Love it or hate it, Obamacare is now the American health care system. But even ardent supporters acknowledge that it's not perfect. Some would prefer a universal health care system similar to several European countries.
There is another path to potentially addressing shortcomings in the Patient Protection and Affordable Care Act, though. Singapore boasts one of the world's most effective and low-cost health systems. And it's quite different from what you'll find in much of Europe. Here are three intriguing ways that Obamacare could change to replicate some of Singapore's success.
1. Implement a new individual mandate
Singapore's health care system incorporates an individual mandate, but it's not what you might think. Instead of merely requiring citizens to purchase insurance, the country mandates that individuals save money for their health care needs. We're not talking piggy bank money, though. Singapore residents below the age of 50 pay 20% of their salaries, with another 16% kicked in by their employers. Those percentages decrease for older citizens.
Since both Democrats and Republicans shy away from increasing taxes on the middle class and lower-income Americans, requiring people to pay one-fifth of their incomes for health care would probably float like a lead balloon. If the government makes you do it, it sounds like a tax. However, consider this: Singaporeans are healthier than Americans, but we actually pay almost five times per person overall that what they pay for health care.
2. Decrease the overall role of government
Obamacare increased the role of government in health care. Singapore's government, on the other hand, takes a much less prominent role. The result is that total government spending on health care in the country is only around one-third of federal government spending in the U.S.
How do they accomplish this? While the government pushes Singaporeans to save for medical care, the people themselves make most of the decisions on how to spend the money.
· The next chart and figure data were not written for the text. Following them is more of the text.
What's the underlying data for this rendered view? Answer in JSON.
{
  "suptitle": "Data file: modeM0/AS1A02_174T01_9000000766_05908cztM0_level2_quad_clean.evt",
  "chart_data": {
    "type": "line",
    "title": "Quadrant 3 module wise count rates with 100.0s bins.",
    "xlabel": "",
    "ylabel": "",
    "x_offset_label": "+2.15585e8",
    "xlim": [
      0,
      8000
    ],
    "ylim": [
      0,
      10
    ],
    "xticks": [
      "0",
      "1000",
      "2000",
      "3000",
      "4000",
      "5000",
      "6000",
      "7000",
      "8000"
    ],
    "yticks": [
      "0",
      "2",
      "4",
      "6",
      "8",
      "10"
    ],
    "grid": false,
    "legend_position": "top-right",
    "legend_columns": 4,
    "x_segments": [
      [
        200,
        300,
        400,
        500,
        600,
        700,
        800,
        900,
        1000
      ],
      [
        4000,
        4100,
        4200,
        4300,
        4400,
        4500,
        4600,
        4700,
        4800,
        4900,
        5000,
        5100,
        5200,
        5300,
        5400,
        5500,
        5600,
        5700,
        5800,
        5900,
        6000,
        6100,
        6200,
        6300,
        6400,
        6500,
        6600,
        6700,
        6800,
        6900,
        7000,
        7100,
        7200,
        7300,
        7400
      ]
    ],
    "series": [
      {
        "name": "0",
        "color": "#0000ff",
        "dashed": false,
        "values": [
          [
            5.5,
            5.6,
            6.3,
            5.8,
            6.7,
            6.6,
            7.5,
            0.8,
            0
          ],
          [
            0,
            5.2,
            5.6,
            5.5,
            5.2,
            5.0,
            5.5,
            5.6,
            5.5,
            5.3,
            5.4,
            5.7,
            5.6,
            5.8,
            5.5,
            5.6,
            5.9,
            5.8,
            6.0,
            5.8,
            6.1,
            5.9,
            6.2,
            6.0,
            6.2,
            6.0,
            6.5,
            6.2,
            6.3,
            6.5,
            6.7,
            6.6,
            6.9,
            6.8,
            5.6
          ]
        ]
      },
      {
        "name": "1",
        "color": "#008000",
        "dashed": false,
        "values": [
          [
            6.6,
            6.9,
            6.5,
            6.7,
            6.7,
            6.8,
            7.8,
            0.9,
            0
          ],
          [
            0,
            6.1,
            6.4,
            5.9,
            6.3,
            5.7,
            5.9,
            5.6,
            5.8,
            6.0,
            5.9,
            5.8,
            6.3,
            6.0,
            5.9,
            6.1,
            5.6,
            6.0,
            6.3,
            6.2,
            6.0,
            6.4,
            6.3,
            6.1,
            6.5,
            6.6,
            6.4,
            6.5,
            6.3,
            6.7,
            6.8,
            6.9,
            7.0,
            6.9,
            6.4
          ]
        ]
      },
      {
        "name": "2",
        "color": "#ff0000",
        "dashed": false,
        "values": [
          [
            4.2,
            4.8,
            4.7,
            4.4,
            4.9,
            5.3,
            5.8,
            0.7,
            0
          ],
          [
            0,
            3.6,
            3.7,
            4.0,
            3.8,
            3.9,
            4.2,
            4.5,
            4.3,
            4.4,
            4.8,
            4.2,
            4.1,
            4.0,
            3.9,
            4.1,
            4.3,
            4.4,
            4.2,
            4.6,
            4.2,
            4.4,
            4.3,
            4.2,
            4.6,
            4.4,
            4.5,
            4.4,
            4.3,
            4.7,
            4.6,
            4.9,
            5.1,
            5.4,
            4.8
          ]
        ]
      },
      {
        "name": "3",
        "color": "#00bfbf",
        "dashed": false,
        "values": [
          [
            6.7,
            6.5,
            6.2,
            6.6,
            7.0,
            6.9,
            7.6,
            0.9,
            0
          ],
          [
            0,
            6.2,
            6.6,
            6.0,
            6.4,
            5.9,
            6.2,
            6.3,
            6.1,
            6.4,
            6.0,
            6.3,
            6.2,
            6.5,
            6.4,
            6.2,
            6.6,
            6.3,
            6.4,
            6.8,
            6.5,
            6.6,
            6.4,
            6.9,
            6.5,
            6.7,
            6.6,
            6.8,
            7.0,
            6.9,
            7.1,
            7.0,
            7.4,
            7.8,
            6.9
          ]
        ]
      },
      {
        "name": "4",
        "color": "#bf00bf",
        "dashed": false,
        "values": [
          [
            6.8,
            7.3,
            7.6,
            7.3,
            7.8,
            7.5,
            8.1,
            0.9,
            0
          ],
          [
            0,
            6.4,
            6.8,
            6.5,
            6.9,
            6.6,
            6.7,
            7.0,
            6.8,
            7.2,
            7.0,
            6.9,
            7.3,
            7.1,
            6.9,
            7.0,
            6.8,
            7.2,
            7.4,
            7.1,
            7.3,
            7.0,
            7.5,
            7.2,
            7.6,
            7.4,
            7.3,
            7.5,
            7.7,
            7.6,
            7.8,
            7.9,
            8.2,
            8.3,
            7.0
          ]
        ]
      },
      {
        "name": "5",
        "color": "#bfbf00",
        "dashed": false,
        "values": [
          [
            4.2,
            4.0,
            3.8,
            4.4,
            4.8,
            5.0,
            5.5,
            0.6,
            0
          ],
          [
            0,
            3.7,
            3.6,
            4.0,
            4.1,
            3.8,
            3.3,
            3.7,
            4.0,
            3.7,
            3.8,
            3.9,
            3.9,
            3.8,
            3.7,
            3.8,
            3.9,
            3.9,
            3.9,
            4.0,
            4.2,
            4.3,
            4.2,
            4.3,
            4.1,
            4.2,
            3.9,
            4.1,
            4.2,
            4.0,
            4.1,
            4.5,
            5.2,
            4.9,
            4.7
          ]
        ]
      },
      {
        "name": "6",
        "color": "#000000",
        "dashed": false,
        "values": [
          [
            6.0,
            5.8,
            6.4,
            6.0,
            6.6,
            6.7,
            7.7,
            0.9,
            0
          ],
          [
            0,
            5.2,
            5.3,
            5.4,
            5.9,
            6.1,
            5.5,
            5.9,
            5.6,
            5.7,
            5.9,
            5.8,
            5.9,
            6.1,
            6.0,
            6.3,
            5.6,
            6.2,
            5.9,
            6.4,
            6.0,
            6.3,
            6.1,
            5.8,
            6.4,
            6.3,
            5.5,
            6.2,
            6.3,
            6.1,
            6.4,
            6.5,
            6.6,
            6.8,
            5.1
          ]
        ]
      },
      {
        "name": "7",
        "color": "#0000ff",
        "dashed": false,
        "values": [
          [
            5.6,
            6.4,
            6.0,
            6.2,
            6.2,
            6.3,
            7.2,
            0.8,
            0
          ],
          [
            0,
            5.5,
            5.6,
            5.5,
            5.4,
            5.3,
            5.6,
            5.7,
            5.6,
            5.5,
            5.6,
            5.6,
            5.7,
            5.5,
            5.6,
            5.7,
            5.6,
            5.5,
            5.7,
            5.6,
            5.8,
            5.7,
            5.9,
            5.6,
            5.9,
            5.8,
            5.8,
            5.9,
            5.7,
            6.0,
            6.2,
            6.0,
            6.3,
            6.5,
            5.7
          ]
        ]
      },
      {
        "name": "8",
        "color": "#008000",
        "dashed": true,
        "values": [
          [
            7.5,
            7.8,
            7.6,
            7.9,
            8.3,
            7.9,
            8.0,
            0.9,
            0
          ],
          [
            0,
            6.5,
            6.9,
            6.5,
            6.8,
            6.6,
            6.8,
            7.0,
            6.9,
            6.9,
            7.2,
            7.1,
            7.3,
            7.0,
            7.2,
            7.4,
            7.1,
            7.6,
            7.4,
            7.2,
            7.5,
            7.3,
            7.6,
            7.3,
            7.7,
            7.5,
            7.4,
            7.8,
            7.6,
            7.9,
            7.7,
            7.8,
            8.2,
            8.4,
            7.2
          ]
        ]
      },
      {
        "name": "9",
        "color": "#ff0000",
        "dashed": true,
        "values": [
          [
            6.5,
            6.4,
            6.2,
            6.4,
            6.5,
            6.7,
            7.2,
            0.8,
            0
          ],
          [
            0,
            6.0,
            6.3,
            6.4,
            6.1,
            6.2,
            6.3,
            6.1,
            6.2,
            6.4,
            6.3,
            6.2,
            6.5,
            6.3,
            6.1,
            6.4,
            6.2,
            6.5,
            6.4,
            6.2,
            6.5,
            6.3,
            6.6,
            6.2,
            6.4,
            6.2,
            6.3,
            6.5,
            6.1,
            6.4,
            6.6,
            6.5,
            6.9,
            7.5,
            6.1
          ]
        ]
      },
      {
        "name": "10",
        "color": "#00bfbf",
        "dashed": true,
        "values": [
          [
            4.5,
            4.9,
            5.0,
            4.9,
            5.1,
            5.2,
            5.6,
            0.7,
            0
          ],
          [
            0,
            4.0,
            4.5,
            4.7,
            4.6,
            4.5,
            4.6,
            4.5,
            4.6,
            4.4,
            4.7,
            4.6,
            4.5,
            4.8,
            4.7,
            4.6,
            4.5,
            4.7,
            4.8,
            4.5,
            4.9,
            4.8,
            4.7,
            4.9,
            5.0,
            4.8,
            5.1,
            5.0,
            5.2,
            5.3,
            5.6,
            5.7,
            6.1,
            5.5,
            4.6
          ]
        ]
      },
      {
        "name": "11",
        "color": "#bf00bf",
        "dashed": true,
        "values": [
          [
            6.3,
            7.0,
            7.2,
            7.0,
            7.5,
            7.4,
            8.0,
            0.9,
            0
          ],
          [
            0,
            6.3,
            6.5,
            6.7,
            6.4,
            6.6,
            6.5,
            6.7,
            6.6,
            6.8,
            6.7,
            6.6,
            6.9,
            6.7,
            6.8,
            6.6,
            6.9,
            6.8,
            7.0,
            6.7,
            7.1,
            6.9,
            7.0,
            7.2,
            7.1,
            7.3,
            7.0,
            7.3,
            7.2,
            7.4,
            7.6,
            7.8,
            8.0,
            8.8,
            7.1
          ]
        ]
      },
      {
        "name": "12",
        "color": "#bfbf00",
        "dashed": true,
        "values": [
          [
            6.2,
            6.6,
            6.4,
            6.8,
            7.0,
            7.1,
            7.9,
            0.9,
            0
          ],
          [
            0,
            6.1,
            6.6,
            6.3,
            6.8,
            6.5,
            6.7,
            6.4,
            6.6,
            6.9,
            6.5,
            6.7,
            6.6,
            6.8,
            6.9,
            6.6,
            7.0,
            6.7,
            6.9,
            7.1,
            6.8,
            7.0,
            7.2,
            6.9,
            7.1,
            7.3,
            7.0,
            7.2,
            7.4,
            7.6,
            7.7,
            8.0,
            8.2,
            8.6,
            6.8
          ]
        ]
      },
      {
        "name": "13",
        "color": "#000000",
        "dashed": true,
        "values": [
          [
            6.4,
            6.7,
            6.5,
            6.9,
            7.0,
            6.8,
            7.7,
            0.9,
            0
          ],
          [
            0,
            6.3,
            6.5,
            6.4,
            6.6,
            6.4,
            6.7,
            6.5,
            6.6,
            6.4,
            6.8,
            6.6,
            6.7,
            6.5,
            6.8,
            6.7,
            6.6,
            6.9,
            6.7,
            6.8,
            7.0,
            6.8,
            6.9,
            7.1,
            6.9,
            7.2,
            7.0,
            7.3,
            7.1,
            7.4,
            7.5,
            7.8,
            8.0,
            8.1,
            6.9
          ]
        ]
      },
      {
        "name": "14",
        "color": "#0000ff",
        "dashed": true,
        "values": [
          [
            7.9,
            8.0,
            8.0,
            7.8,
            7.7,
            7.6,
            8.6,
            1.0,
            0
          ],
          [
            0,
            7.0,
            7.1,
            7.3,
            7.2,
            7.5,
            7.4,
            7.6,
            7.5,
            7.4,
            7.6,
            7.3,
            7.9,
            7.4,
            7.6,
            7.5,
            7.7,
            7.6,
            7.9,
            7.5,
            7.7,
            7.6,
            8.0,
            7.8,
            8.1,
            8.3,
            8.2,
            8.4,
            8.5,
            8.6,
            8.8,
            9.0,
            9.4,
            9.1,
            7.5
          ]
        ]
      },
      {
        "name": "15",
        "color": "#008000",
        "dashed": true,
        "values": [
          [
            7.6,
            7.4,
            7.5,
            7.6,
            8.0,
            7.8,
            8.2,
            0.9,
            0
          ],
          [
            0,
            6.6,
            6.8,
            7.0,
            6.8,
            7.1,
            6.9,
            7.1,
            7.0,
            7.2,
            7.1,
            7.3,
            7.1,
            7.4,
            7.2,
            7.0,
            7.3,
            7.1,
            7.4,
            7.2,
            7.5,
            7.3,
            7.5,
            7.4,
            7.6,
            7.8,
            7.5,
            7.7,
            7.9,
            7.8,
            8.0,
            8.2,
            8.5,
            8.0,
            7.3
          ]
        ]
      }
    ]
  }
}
The emphasis is on personal responsibility. A side benefit of this is that it promotes competition and innovation among the nation's health care providers.
Perhaps the closest parallel to this idea that currently exists in the U.S. is the health savings account, or HSA, offered by several insurers. For example, UnitedHealth's (UNH 1.23%) HSA allows members to put money into the account and use the money to pay for medical costs up to their deductible levels. Traditional insurance then kicks in to cover the rest of the cost.
While it's easy to see why liberal politicians perhaps would not like this idea, why might conservatives hate it? Following the Singapore model of lower government involvement requires that expanded individual mandate mentioned above to be in full force. This approach would also be quite disruptive, a reality that could scare off even those predisposed to support the concept.
3. Target specific areas for more government involvement
When the Supreme Court upheld much of Obamacare in 2012, shares in large hospital system operator HCA Holdings (HCA 3.06%) soared. The stock is up over 40% since the ruling. The key reason: Hospitals incurred significant losses when they had to absorb costs of providing free medical care to uninsured patients. Their hope with Obamacare was that there would be far fewer uninsured people.
Singapore addresses this issue through more government involvement in targeted ways. Like Obamacare, their system subsidizes low-income earners. The government operates several public hospitals. And it regulates prices and services, although not with an iron fist as seen in socialized systems.
Overall, Singapore has a lower profile in health care than the U.S. government does. That approach probably wouldn't appeal to many Democrats. Republicans typically aren't big fans of government regulations on pricing. Both sides have something to dislike.
Love or hate?
While Obamacare's goals included improving health care and lowering insurance premiums, some people, including Aetna (AET) CEO Mark Bertolini, think that insurance premiums will actually rise. If Bertolini and others are correct in their predictions, there could be a public groundswell for changes.
Singapore's system, like Obamacare, isn't perfect. However, with overall per-capita costs amounting to only a fraction of those in the U.S., perhaps we should consider borrowing a few ideas. Whether you love Obamacare, hate it, or are somewhere in between, there's one thing that all Americans can agree on: We want to continually improve.